- The Washington Times - Wednesday, September 16, 2020

Under a new rule proposed to the Federal Registrar this week, active-duty service members who die in a non-combat incident would not be eligible to be buried at Arlington National Cemetery.

The Department of the Army, which oversees cemetery operations, has cautioned that the cemetery is expected to run out of burial space by 2055, although new efforts to expand the space led to 3,691 new graves in 2019, according to a notice proposing the new guidelines.

“Changes to eligibility at Arlington National Cemetery will preserve this national symbol and shrine as an active burial ground for current and future generations of military service members,” the registrar notice said, Stars and Stripes reported.

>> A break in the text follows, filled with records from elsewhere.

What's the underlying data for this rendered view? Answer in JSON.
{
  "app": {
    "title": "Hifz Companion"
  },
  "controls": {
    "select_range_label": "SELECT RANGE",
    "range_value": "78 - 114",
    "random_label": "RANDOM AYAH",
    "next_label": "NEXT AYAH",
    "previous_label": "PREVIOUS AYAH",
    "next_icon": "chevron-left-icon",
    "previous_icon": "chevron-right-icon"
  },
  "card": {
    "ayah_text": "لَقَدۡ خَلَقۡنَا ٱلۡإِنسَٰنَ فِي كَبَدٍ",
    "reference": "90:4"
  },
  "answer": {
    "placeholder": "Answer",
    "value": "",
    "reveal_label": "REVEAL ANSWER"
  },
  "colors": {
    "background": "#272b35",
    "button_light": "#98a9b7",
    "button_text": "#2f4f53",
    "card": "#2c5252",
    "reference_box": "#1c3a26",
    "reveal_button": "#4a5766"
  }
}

The proposed new rule, which is part of efforts to extend the operational capacities of the cemetery, would mandate that service members who are killed in action or whose death resulted “from preparations or operations related to combat” would be eligible to be buried at the cemetery.

It would allow for roughly 700 new in-ground burials each year and 1,950 above-ground burials for eligible service members, veterans and family.



While veterans who continue to receive retired military pay would be most impacted by the change, veterans would still be eligible for in-ground and above-ground burials if they served in combat and received either the Medal of Honor, Distinguished Service Cross, Distinguished Service Medal, Silver Star or Purple Heart.

Other veterans and service members who did not reach such eligibility will still be eligible for above-ground inurnment if they served on active duty for at least two years and conducted armed-conflict service, according to the notice. Those who served during an armed conflict before July 27, 1953, would also remain eligible.